President Joe Biden has firmly pledged to bring all Americans home from Afghanistan as well as all Afghans who aided the war effort, as officials confirmed that US military helicopters flew beyond the Kabul airport to scoop up 169 Americans seeking to evacuate.
Biden’s promises came as thousands more Americans and others seeking to escape the Taliban struggled to get past crushing crowds, Taliban airport checkpoints, and sometimes insurmountable US bureaucracy.
“We will get you home,” Biden promised Americans who were still in Afghanistan days after the Taliban retook control of Kabul, ending a two-decade war.
We are deeply grateful for the generosity of our international allies and partners, including those who are working shoulder-to-shoulder with us on the ground in Kabul, to support what is already one of the largest airlifts in history.— The White House (@WhiteHouse) August 20, 2021
His commitment to finding a way out for Afghan allies vulnerable to Taliban attacks amounted to a potentially vast expansion of Washington’s promises, given the tens of thousands of translators and other helpers, and their close family members, seeking evacuation.
“We’re making the same commitment” to Afghan wartime helpers as to US citizens, Biden said, offering the prospect of assistance to Afghans who largely have been fighting individual battles to get the documents and passage into the airport that they need to leave.

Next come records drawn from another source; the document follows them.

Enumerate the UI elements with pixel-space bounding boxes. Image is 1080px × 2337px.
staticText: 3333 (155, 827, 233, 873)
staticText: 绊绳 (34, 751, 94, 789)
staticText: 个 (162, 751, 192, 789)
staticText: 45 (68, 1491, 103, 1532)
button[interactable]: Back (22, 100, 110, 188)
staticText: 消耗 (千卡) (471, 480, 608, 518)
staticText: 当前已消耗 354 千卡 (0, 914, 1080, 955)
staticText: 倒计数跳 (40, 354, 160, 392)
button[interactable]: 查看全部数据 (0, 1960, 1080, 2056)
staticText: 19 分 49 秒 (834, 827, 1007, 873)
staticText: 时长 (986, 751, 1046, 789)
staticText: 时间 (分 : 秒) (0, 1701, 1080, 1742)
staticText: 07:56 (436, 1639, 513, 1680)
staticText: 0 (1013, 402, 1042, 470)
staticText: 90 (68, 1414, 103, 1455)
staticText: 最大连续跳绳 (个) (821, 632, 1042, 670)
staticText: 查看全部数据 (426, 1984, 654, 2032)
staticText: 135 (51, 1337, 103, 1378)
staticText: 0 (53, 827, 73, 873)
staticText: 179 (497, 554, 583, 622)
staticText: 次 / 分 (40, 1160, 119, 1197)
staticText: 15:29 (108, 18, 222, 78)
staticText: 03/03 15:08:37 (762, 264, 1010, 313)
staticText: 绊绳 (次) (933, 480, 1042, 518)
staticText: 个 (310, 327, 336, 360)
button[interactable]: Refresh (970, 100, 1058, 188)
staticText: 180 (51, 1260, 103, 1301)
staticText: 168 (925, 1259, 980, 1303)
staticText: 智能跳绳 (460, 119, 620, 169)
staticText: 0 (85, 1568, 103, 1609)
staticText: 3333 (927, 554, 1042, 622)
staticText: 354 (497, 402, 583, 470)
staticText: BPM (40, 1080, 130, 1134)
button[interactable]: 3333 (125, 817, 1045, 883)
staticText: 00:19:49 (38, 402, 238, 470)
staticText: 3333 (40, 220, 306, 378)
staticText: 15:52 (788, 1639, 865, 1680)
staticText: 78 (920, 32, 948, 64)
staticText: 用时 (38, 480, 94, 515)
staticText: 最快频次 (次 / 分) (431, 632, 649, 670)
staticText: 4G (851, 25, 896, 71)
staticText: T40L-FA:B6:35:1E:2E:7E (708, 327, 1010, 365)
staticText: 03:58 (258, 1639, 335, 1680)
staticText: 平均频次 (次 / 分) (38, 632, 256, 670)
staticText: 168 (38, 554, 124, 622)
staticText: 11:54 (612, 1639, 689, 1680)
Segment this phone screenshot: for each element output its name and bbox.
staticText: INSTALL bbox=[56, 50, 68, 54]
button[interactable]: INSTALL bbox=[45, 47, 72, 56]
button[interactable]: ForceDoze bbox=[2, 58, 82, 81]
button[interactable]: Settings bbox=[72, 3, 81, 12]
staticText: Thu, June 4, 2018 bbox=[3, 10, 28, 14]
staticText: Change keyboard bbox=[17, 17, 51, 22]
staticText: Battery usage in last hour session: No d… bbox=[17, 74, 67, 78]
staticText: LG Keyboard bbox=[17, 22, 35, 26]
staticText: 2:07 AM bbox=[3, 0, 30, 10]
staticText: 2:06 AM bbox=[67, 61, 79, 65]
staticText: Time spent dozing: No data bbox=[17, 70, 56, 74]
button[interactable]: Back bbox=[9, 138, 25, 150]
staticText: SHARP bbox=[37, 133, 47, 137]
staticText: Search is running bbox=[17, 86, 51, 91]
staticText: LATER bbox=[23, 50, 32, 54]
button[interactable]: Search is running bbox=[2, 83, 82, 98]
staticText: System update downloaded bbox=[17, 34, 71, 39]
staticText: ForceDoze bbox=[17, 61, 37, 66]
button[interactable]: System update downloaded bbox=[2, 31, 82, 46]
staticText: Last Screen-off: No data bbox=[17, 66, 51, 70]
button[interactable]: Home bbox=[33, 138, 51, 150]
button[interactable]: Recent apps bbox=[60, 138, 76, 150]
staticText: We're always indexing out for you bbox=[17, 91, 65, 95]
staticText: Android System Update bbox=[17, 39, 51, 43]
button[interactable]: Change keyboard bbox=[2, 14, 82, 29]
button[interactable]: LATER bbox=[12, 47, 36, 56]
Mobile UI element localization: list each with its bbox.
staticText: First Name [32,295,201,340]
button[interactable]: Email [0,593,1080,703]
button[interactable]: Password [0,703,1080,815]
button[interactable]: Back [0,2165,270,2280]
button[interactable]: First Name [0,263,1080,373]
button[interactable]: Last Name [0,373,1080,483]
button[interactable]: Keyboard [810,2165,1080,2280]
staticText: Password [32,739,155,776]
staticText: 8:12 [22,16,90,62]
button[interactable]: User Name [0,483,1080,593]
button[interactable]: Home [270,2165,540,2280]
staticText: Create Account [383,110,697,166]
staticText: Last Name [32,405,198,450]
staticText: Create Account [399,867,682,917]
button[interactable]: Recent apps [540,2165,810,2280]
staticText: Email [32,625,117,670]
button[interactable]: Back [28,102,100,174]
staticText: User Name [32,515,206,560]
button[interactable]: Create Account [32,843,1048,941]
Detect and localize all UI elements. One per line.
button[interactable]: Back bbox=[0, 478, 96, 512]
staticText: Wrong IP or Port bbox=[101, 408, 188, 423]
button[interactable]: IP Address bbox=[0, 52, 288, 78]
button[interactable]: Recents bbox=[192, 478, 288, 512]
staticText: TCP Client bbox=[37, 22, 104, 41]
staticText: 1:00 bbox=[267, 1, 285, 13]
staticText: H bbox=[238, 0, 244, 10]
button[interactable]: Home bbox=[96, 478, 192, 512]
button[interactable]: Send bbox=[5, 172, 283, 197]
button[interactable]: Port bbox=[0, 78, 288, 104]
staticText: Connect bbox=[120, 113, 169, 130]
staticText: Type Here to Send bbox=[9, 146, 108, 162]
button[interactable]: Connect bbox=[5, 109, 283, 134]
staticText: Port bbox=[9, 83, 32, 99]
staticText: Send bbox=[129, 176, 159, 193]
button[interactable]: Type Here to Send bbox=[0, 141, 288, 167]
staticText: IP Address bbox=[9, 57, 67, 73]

He called the Afghan allies “equally important” in the evacuations.
Helicopters to rescue 169 Americans
The US military in Afghanistan deployed three helicopters to rescue 169 Americans unable to reach the Kabul airport gates to leave the country, an official said.
In the first evidence that US forces are willing and able to go beyond the US-secured airport to help people seeking evacuation, three Chinook helicopters flew to pick up the group of US citizens at the Baron hotel, not far from the airport, according to Pentagon spokesman John Kirby.
The group had planned to walk to the Abbey Gate of the airport, but a crowd was gathered there and US officials were concerned for the Americans' safety.
"There was a large crowd established outside the Abbey Gate, a crowd, that, not everybody had confidence in, in terms of their ability to walk through it, and so local commanders on the scene took the initiative and flew these helicopters out there to pick them up," Kirby said.
Earlier, President Biden mentioned the rescue in a speech, but gave few details.
Pentagon spokesman says 3 CH-47s picked up 169 Americans on Thursday from Baron Hotel near Kabul airport. They were unable to get to the airport. The 169 Americans Biden was referring to in his speech earlier. pic.twitter.com/B4sZfZJyKf— Dave Talltree, son of Wymo of Mokuleia (@unsc1325) August 20, 2021
Twelve nations to host Afghan evacuees
Secretary of State Antony Blinken said 13 countries have thus far agreed to at least temporarily host at-risk Afghans evacuated from Afghanistan and a dozen more have agreed to serve as transit points for evacuees, including Americans and others.
Blinken said that potential Afghan refugees not already cleared for resettlement in the United States will be housed at facilities in Albania, Canada, Colombia, Costa Rica, Chile, Kosovo, North Macedonia, Mexico, Poland, Qatar, Rwanda, Ukraine, and Uganda.
Transit countries include Bahrain, Britain, Denmark, Germany, Italy, Kazakhstan, Kuwait, Qatar, Tajikistan, Turkey, the United Arab Emirates, and Uzbekistan.
“We are encouraged by other countries that are also considering providing support. We have no higher priority than the safety and security of US citizens overseas and to fulfill our commitments to citizens of partner nations and at-risk Afghans,” said Blinken.